By 1891, the Cadillac Hotel covered the entire block fronting on Michigan between Washington and Shelby.

Scotten died at age 79 on March 3, 1899. The millionaire is buried in Woodmere Cemetery with only a modest grave marker.

On June 30, 1903, the Detroit Board of Commerce was formally organized and incorporated under state law inside the Cadillac Hotel's Turkish Room. It had 253 charter members, including J.L. Hudson, who paid $100 each to join.

As Detroit entered the 20th century, Washington Boulevard was still mostly residential, but times were changing. The Book brothers -- real estate moguls Herbert, Frank and James Burgess Book Jr. -- were looking to turn the thoroughfare into the exclusive, fashionable shopping district of Detroit and started snatching up property along it. Meanwhile, the Cadillac had become outdated and was struggling to compete with the larger and newer Statler and Pontchartrain hotels.

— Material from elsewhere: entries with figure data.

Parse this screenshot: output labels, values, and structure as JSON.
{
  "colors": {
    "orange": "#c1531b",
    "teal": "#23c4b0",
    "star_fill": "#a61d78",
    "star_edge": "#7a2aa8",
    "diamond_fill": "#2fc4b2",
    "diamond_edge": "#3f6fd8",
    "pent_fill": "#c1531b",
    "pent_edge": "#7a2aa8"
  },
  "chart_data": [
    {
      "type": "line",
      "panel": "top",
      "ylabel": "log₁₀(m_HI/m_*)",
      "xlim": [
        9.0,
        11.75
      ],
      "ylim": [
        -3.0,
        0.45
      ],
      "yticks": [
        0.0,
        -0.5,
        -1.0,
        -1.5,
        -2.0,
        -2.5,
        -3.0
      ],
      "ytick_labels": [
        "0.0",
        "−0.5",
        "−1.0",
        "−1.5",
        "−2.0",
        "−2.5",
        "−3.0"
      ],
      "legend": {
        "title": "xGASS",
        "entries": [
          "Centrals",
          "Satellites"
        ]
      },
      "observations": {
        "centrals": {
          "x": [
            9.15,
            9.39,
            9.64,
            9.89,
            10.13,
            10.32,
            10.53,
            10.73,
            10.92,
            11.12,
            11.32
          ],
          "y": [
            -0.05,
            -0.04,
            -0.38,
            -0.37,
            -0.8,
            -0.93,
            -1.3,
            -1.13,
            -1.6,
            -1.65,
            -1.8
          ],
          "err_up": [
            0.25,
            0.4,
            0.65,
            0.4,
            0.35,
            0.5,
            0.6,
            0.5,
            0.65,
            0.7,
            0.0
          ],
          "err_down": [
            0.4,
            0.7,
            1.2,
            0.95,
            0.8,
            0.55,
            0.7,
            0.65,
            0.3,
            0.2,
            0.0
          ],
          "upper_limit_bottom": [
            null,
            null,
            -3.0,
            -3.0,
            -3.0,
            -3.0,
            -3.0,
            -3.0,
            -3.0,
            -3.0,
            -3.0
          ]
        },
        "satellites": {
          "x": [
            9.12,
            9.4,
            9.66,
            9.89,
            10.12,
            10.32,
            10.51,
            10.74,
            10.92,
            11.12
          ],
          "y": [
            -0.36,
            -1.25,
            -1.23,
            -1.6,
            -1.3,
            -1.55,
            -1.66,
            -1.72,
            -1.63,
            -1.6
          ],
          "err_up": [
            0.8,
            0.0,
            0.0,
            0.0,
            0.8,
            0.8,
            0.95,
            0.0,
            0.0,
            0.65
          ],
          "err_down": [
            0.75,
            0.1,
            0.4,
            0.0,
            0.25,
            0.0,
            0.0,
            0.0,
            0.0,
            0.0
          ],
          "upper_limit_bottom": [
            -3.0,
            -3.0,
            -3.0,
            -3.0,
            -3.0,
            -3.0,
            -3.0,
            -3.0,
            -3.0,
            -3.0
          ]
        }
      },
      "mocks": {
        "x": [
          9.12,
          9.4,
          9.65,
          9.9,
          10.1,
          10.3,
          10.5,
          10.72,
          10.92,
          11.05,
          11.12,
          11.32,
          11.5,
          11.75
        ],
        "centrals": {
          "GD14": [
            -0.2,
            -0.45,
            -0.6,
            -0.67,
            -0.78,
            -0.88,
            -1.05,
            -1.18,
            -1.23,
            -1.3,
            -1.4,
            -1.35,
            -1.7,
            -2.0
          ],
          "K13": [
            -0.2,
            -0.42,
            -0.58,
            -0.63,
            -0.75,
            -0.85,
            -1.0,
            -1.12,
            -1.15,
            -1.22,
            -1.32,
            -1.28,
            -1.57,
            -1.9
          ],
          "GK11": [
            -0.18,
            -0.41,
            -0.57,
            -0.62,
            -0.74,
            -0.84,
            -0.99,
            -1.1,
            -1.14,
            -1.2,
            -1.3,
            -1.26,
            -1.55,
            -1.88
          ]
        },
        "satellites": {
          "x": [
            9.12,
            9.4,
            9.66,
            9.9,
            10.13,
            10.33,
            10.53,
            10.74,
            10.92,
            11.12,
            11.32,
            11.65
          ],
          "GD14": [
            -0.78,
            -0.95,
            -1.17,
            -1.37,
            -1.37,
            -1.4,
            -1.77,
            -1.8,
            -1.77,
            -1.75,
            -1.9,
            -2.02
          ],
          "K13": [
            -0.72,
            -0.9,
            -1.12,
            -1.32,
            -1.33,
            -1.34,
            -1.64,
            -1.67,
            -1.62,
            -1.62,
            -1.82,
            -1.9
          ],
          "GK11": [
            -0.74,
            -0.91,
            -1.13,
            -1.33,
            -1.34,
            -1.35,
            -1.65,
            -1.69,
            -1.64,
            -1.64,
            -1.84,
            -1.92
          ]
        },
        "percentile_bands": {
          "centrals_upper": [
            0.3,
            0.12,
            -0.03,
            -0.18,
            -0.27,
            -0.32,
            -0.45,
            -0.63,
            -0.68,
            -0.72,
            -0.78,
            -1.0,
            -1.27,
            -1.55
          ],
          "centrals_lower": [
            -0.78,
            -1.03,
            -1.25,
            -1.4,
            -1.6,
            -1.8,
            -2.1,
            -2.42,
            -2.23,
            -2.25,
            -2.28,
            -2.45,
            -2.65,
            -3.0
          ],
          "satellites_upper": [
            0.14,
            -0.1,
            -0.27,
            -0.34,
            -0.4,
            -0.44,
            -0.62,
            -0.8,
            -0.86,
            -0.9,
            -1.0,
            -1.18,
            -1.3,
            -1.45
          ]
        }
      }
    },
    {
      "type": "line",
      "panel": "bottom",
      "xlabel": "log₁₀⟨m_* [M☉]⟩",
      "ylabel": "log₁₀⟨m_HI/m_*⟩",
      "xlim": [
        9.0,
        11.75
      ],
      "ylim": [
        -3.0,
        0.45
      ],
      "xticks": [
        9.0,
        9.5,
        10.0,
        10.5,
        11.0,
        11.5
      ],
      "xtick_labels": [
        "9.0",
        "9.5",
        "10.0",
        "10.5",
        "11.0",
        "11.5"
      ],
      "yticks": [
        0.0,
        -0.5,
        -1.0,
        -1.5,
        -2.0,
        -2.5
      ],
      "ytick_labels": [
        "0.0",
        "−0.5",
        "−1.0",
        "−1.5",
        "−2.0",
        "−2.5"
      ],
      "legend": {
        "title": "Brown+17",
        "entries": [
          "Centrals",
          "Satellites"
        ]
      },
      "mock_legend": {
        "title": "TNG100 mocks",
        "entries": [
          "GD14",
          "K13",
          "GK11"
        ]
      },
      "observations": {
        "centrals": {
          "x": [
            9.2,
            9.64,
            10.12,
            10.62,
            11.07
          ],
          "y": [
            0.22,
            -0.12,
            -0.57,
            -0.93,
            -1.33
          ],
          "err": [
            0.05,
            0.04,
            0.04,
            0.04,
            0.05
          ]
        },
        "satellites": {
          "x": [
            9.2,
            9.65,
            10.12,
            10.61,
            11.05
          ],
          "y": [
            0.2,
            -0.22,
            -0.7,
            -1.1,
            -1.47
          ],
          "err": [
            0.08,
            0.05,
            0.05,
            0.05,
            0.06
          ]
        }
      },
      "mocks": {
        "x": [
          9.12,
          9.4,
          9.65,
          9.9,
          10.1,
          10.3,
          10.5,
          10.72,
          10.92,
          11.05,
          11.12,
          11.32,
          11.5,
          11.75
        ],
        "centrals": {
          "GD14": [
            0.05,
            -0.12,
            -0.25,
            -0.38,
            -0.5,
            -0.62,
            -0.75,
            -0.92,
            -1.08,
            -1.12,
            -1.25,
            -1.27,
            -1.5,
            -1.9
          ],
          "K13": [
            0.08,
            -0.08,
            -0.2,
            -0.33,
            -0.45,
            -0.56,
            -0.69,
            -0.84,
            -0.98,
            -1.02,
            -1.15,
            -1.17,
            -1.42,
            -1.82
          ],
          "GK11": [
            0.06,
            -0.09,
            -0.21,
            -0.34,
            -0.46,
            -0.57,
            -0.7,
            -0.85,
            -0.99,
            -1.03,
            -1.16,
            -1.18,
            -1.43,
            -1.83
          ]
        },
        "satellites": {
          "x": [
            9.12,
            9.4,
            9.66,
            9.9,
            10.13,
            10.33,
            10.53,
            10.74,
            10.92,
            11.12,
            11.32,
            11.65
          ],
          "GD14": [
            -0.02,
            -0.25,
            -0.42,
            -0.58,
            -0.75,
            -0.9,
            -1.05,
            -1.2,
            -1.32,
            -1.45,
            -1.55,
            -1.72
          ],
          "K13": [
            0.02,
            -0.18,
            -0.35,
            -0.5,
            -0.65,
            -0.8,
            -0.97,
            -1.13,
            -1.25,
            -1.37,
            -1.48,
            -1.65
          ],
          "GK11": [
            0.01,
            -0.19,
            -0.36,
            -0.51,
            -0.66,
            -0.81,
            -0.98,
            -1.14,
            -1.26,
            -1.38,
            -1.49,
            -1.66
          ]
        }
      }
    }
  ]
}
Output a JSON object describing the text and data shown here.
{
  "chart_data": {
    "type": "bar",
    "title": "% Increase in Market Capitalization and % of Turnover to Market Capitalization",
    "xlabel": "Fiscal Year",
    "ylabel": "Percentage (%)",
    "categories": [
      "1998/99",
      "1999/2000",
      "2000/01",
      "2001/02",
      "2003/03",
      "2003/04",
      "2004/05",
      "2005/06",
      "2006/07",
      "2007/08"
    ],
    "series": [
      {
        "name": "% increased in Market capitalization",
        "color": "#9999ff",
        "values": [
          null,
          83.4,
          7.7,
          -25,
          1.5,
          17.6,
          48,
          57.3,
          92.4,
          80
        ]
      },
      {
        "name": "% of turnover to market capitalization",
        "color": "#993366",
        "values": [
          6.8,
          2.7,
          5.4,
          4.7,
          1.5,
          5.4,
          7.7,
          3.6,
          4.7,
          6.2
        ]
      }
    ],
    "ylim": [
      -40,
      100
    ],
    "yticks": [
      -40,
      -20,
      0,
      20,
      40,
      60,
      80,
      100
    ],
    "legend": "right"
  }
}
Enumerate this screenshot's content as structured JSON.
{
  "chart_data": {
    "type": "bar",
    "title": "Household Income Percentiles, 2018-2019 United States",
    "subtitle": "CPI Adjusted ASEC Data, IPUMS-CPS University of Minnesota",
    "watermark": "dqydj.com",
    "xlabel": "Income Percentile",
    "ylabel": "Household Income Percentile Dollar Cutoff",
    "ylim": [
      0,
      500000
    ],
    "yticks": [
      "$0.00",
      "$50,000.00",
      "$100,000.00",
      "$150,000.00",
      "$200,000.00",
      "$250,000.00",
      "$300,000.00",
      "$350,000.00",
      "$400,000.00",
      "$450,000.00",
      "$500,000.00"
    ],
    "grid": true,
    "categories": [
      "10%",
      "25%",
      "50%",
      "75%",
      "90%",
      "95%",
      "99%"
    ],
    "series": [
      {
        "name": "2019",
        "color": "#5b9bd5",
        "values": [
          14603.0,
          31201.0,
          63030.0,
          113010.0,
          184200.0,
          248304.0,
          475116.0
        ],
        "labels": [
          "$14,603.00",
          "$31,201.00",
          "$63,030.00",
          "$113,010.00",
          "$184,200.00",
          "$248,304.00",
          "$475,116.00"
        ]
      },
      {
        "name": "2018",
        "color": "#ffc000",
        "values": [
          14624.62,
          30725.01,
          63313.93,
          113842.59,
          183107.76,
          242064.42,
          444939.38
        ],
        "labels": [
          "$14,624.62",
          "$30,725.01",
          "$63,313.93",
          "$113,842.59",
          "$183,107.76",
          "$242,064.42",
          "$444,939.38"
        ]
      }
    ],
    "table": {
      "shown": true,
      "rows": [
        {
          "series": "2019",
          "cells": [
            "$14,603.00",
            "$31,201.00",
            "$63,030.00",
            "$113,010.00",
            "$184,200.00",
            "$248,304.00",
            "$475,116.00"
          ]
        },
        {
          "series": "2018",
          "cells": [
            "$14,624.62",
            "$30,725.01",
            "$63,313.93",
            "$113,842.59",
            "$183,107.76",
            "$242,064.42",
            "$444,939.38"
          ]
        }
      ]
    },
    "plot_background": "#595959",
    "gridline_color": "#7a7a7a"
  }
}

Looking to capitalize on the hotel business that was booming thanks to their investments in the boulevard, the Book brothers bought the Cadillac and took it over May 1, 1918. Historian William Hawkins Ferry wrote that the Book brothers were born inside the hotel and played along the landscaped mall outside it. Though it seems unusual that all three would be born in a hotel, especially considering how their father was a notable doctor in Detroit at the time, it is certainly possible he delivered them at home.

The Book brothers ran the hotel until plans were finalized for something bigger and more grand. The Cadillac Hotel closed its doors for good on June 26, 1923, and was razed later that year to make way for one of Detroit's most beloved and opulent landmarks, the Book-Cadillac Hotel.